There is often a lot of confusion about Non-Compete Agreements and Non-Disclosure Agreements. While there is some overlap, essentially the Non-Disclosure Agreement doesn't prevent the employee from working in the same field after leaving the company. So, technically, they can compete with the previous employer. They can't disclose any trade secrets that could be considered sensitive, confidential, or proprietary. In most cases, the Employment Contract may contain both clauses.

When an employee is presented with an Employee Non-Compete Agreement, they should always ask if it will be enforced if they leave voluntarily. As such, if they get fired or laid off from work, they can still pursue a career in the same field. In most cases, companies are accommodating in this respect.

Almost all advantages of an Employee Non-Compete Agreement are intended for the employer, not the employee. When an employee signs the agreement, the employer has more guarantee that there wouldn't be a high turnover. It will also encourage the employer to provide expensive training for their employees without worrying that it might not pay off.

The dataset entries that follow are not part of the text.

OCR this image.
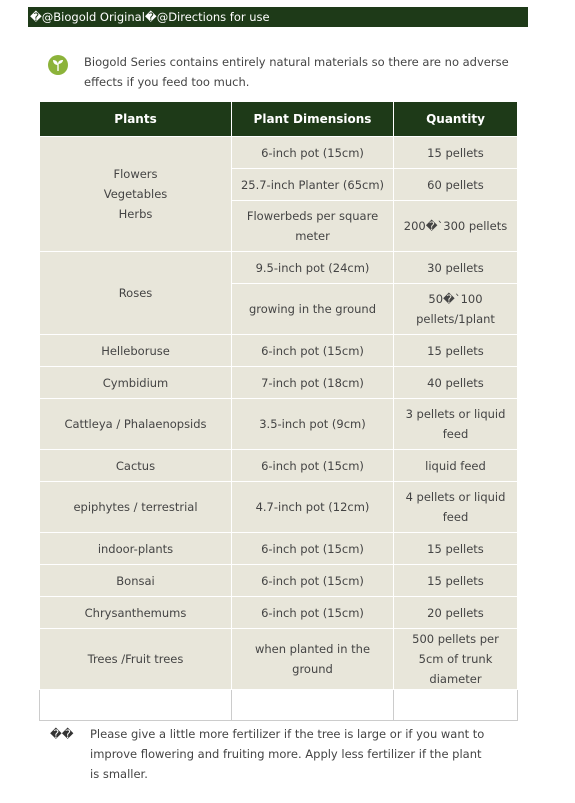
�@Biogold Original�@Directions for use
Biogold Series contains entirely natural materials so there are no adverse effects if you feed too much.
Plants	Plant Dimensions	Quantity

Flowers
Vegetables
Herbs	6-inch pot (15cm)	15 pellets
	25.7-inch Planter (65cm)	60 pellets
	Flowerbeds per square meter	200�`300 pellets
Roses	9.5-inch pot (24cm)	30 pellets
	growing in the ground	50�`100 pellets/1plant
Helleboruse	6-inch pot (15cm)	15 pellets
Cymbidium	7-inch pot (18cm)	40 pellets
Cattleya / Phalaenopsids	3.5-inch pot (9cm)	3 pellets or liquid feed
Cactus	6-inch pot (15cm)	liquid feed
epiphytes / terrestrial	4.7-inch pot (12cm)	4 pellets or liquid feed
indoor-plants	6-inch pot (15cm)	15 pellets
Bonsai	6-inch pot (15cm)	15 pellets
Chrysanthemums	6-inch pot (15cm)	20 pellets
Trees /Fruit trees	when planted in the ground	500 pellets per 5cm of trunk diameter

�� Please give a little more fertilizer if the tree is large or if you want to improve flowering and fruiting more. Apply less fertilizer if the plant is smaller.
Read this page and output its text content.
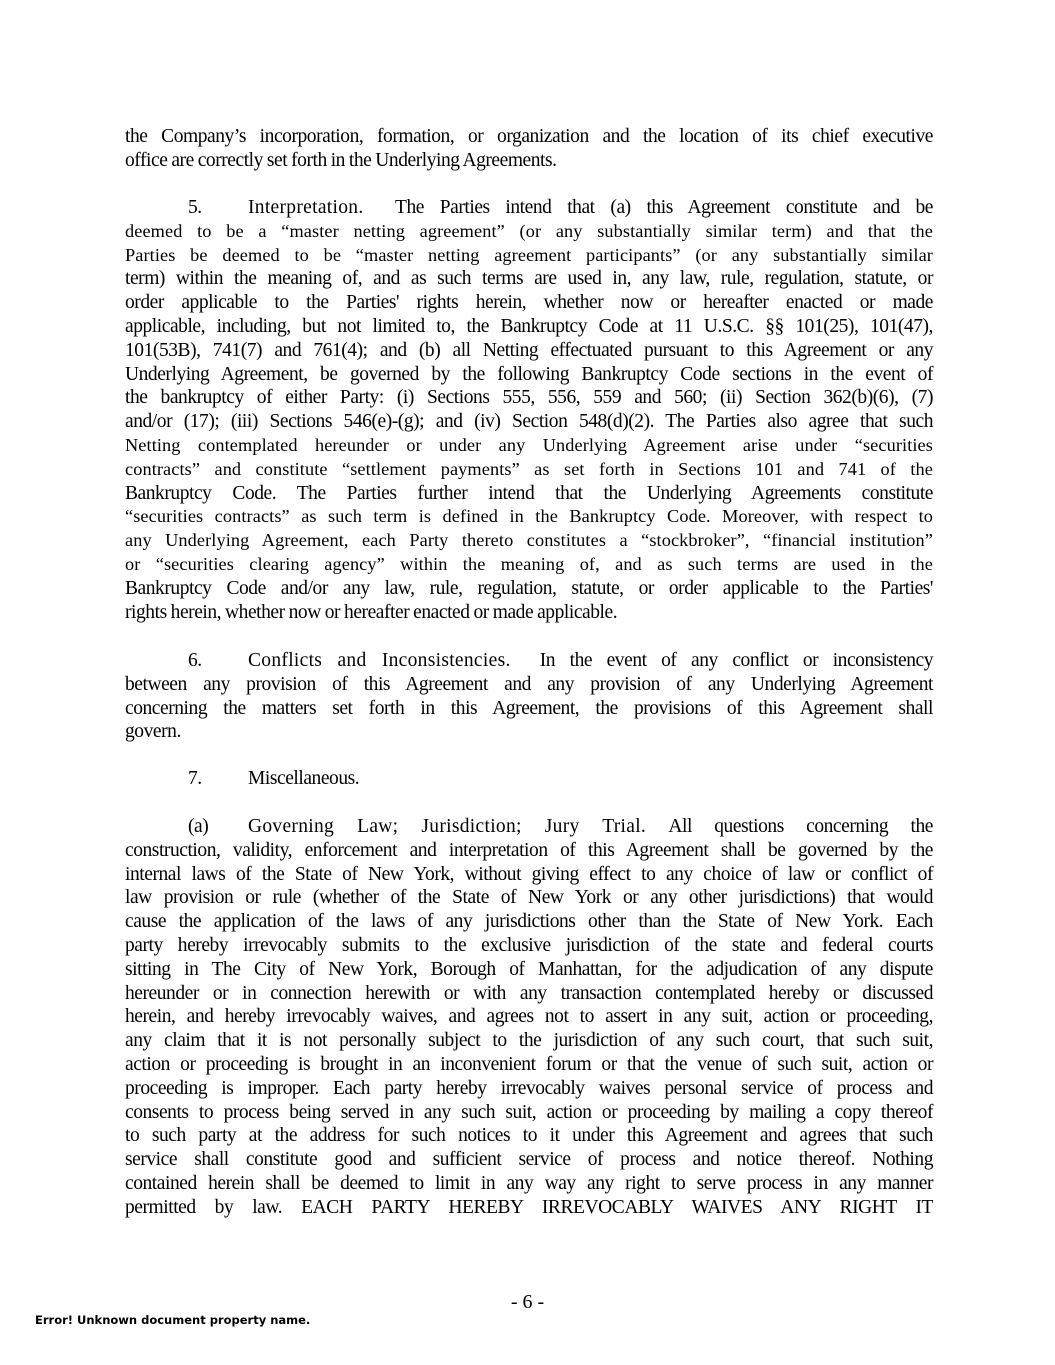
the Company’s incorporation, formation, or organization and the location of its chief executive
office are correctly set forth in the Underlying Agreements.
5. Interpretation. The Parties intend that (a) this Agreement constitute and be
deemed to be a “master netting agreement” (or any substantially similar term) and that the
Parties be deemed to be “master netting agreement participants” (or any substantially similar
term) within the meaning of, and as such terms are used in, any law, rule, regulation, statute, or
order applicable to the Parties' rights herein, whether now or hereafter enacted or made
applicable, including, but not limited to, the Bankruptcy Code at 11 U.S.C. §§ 101(25), 101(47),
101(53B), 741(7) and 761(4); and (b) all Netting effectuated pursuant to this Agreement or any
Underlying Agreement, be governed by the following Bankruptcy Code sections in the event of
the bankruptcy of either Party: (i) Sections 555, 556, 559 and 560; (ii) Section 362(b)(6), (7)
and/or (17); (iii) Sections 546(e)-(g); and (iv) Section 548(d)(2). The Parties also agree that such
Netting contemplated hereunder or under any Underlying Agreement arise under “securities
contracts” and constitute “settlement payments” as set forth in Sections 101 and 741 of the
Bankruptcy Code. The Parties further intend that the Underlying Agreements constitute
“securities contracts” as such term is defined in the Bankruptcy Code. Moreover, with respect to
any Underlying Agreement, each Party thereto constitutes a “stockbroker”, “financial institution”
or “securities clearing agency” within the meaning of, and as such terms are used in the
Bankruptcy Code and/or any law, rule, regulation, statute, or order applicable to the Parties'
rights herein, whether now or hereafter enacted or made applicable.
6. Conflicts and Inconsistencies. In the event of any conflict or inconsistency
between any provision of this Agreement and any provision of any Underlying Agreement
concerning the matters set forth in this Agreement, the provisions of this Agreement shall
govern.
7. Miscellaneous.
(a) Governing Law; Jurisdiction; Jury Trial. All questions concerning the
construction, validity, enforcement and interpretation of this Agreement shall be governed by the
internal laws of the State of New York, without giving effect to any choice of law or conflict of
law provision or rule (whether of the State of New York or any other jurisdictions) that would
cause the application of the laws of any jurisdictions other than the State of New York. Each
party hereby irrevocably submits to the exclusive jurisdiction of the state and federal courts
sitting in The City of New York, Borough of Manhattan, for the adjudication of any dispute
hereunder or in connection herewith or with any transaction contemplated hereby or discussed
herein, and hereby irrevocably waives, and agrees not to assert in any suit, action or proceeding,
any claim that it is not personally subject to the jurisdiction of any such court, that such suit,
action or proceeding is brought in an inconvenient forum or that the venue of such suit, action or
proceeding is improper. Each party hereby irrevocably waives personal service of process and
consents to process being served in any such suit, action or proceeding by mailing a copy thereof
to such party at the address for such notices to it under this Agreement and agrees that such
service shall constitute good and sufficient service of process and notice thereof. Nothing
contained herein shall be deemed to limit in any way any right to serve process in any manner
permitted by law. EACH PARTY HEREBY IRREVOCABLY WAIVES ANY RIGHT IT
- 6 -
Error! Unknown document property name.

As for the employee, the apparent advantage is employment because not signing the agreement could lead to the company withdrawing the job offer.

It is legal for an employer to ask current employees to sign a Non-Compete. This happens if certain circumstances occur that would lead the employer to want to protect the business. However, if an employee chooses not to sign it, it may be illegal for the employer to dismiss the employee. You may have to consult your state law for the specificities.

Many contract law attorneys would argue that the first mistake is not having one in the first place. But there are other common many mistakes employers make when creating an Employee Non-Compete Agreement. One is that the restrictions last too long. And even if you take the matter to court, it may not be enforceable. Another mistake that companies should avoid is not specifying geographical restrictions in the agreement. And finally, not updating the agreement regularly could lead to an inaccurate scope of the non-compete.

In some cases, the employer may not do anything at all. However, you may get sued and the court may issue an injunction that forbids you from competing in the same industry. Those who violate injunctions can be held in contempt and sent to prison. Since time is essential in these matters, a court will usually react quickly if there are merits to the employer's claim. You may be assessed damages if you are to lose the case.

When it comes to disadvantages, they are more directed to the employee. Essentially, when an employee signs a non-compete, this automatically reduces the employee’s bargaining power. It's often a stumbling stone for many employee-employer relationships. Another disadvantage is that it can be challenging to enforce. The degree of difficulty will vary from state to state and in part how restrictive the agreement is.